The Center for Students in Recovery will relocate from the basement of the School for Social Work to Bellmont Hall early next year after a larger space for the program is constructed.
While operating in the basement, center employees have dealt with sewage leaks and cockroach issues, which sometimes make the space uninviting for students who come to use recovery services, said the center’s director Ivana Grahovac.
“It’s already so hard for people to ask for help when they’re struggling with disease — why would we make them come to a room that is so substandard when they’re already so marginalized?” Grahovac said.
Grahovac said the program’s new space will include a break room, a lounge room for students and four offices for the staff. Originally, center administrators planned to reduce the number of offices already existing in the Bellmont location, but Grahovac said the quality of the rooms and the anticipated growth of the program made them reconsider.

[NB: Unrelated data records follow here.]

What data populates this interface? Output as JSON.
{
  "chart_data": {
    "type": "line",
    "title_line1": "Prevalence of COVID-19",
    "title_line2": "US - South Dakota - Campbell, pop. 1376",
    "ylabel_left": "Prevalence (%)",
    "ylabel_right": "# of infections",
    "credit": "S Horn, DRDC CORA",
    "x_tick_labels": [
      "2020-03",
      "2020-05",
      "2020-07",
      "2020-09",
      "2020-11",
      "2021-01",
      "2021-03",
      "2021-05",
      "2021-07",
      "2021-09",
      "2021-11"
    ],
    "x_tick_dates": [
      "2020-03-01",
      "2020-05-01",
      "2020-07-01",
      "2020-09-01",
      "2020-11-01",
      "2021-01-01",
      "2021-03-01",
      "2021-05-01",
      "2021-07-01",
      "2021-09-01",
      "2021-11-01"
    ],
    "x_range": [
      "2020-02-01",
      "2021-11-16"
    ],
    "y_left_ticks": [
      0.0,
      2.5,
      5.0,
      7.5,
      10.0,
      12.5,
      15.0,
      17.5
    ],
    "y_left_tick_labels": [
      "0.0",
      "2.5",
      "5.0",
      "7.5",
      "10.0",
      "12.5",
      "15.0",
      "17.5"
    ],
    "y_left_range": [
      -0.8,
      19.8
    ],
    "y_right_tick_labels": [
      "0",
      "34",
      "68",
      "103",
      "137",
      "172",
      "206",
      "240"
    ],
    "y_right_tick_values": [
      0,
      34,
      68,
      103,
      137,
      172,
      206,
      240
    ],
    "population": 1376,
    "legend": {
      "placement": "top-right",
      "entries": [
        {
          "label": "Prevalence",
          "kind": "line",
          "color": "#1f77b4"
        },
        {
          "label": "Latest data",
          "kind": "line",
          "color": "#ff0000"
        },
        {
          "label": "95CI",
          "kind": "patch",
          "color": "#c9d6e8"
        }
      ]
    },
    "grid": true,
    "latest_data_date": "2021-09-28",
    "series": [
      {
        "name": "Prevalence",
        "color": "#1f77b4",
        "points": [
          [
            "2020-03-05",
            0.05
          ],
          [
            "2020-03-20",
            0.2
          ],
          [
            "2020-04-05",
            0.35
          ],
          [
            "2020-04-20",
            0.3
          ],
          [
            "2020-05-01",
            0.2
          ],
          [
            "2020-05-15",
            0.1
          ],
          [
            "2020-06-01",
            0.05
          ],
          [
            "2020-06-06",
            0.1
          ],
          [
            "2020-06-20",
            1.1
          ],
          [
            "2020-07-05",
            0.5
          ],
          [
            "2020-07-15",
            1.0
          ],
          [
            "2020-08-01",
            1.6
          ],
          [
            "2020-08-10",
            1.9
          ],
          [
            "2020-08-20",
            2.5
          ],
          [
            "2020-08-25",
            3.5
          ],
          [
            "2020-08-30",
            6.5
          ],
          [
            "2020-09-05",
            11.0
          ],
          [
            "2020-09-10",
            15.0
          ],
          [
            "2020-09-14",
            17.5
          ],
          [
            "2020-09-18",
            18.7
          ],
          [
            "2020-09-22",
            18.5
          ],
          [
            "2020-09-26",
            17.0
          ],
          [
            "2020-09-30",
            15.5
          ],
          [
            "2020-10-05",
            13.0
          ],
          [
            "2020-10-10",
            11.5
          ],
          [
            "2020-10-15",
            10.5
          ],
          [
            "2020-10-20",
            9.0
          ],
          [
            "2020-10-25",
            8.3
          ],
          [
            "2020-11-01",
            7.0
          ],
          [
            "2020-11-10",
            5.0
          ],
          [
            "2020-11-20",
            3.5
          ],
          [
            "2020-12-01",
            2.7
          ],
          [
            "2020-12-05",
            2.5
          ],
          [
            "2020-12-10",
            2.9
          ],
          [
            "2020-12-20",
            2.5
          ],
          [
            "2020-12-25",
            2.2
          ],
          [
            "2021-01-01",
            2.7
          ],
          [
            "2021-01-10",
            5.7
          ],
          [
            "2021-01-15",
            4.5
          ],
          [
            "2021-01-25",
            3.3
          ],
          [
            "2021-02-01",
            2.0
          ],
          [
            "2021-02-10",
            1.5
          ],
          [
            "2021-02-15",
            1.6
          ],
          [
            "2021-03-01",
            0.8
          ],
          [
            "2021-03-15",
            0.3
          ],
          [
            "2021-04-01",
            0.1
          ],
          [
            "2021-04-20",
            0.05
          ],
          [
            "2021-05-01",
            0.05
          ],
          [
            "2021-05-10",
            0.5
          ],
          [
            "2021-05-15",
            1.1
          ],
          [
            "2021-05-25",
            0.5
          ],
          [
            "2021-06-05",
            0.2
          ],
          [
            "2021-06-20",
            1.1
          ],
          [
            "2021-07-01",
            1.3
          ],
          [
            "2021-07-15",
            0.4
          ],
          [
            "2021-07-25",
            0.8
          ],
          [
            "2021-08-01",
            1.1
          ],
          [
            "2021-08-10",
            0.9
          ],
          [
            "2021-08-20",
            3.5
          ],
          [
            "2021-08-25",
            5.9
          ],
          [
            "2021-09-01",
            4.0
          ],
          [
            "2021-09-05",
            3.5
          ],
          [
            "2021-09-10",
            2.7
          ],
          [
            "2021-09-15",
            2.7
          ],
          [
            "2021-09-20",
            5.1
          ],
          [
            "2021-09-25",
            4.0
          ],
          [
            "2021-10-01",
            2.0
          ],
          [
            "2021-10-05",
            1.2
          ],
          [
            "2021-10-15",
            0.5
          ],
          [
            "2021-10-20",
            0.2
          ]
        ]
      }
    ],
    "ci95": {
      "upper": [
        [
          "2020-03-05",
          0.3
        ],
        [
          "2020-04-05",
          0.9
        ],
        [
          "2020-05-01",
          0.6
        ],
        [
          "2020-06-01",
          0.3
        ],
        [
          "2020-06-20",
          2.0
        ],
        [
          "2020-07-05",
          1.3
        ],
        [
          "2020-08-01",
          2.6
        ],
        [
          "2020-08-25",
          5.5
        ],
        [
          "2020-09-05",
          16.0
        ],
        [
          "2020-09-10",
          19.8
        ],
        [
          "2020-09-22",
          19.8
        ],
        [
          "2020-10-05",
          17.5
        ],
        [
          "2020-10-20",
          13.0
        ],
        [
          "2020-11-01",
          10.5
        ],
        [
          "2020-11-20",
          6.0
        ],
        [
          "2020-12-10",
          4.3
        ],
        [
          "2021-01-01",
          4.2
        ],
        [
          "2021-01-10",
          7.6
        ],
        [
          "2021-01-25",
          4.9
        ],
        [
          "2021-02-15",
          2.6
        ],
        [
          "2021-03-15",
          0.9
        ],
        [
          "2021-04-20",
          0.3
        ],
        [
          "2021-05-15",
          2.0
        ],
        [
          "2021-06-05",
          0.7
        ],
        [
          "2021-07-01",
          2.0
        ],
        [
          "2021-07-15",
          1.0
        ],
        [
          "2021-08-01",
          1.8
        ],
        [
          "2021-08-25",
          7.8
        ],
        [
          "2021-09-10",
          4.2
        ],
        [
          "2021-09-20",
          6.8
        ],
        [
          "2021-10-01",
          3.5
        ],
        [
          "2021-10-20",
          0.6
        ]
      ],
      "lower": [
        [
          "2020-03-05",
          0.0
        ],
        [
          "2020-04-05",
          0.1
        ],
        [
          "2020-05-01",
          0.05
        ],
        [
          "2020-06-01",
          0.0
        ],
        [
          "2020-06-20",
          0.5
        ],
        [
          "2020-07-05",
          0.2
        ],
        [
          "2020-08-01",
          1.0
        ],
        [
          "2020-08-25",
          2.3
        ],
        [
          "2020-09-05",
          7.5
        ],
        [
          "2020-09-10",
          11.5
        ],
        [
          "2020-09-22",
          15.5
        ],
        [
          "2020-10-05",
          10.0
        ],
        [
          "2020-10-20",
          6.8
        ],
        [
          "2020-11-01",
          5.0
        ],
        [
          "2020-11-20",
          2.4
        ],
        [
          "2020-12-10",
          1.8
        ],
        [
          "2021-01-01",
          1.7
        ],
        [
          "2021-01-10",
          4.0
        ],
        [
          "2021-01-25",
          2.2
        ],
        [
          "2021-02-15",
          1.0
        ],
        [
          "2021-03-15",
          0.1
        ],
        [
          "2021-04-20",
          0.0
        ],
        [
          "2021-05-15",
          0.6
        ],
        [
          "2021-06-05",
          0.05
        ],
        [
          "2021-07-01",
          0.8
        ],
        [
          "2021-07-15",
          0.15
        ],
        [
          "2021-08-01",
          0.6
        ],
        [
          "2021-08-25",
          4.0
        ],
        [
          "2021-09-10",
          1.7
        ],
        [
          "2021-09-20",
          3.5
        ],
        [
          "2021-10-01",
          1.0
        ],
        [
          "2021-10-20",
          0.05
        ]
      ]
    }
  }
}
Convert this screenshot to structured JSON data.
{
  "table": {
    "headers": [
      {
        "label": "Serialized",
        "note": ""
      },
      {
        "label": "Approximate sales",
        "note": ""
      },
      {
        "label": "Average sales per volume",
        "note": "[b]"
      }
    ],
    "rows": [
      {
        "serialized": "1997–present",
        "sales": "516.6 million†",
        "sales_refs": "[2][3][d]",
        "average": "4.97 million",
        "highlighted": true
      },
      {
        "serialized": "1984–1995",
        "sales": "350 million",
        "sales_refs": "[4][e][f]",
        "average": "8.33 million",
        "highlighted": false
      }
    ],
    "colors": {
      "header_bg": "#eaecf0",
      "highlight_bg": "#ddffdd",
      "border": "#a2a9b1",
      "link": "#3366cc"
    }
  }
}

“Those four rooms were in perfectly fine condition,” Grahovac said. “In fact, the original plan was to tear them down and create three offices out of four, but we walked through there, we were like ‘Wow, we’re actually going to be growing so it’s better to leave it as it is, and it would help us keep in budget.’”
The project does include renovation of about 3,000 square feet of the second floor which will create a large meeting space for students to congregate.
Deborah Femat, project manager with Project Management and Construction Services, said the Bellmont space was formerly part of the kinesiology department but is now being renovated to meet the needs of the center.
“They have all these wonderful spaces now in the FAC and the SAC where everybody can sit around and work on their computers,” Femat said. “That’s basically what this is, but it can also be used in meetings.”
Grahovac said the original project cost was $200,000, but has escalated to $330,000. She said the center was able to raise the extra money by reaching out to supporters.
“Our fundraising is built on relationships,” Grahovac said. “Some organizations that are nonprofit have luncheons and events where they charge money to raise money for their operating expenses, but we prefer to raise money through relationships and ongoing partnerships, gifts from grants, donations [and] endowments.”
Economics senior Lance Mixon, a service co-chair for Students in Recovery, said he is excited for the new space.
“I’ve only been waiting like three years,” Mixon said. “[Moving is] a huge step, and its not because we’re not successful [in the current building], but part of it is the facade and being in the stadium and the attitude toward Bellmont hall … It’s all just different.”
The Center will move into the new facility in mid-January.
Correction: Due to a reporting error this article which originally ran in the Nov. 21 issue of The Daily Texan has been corrected. The project's current cost was originally reported as $390,000.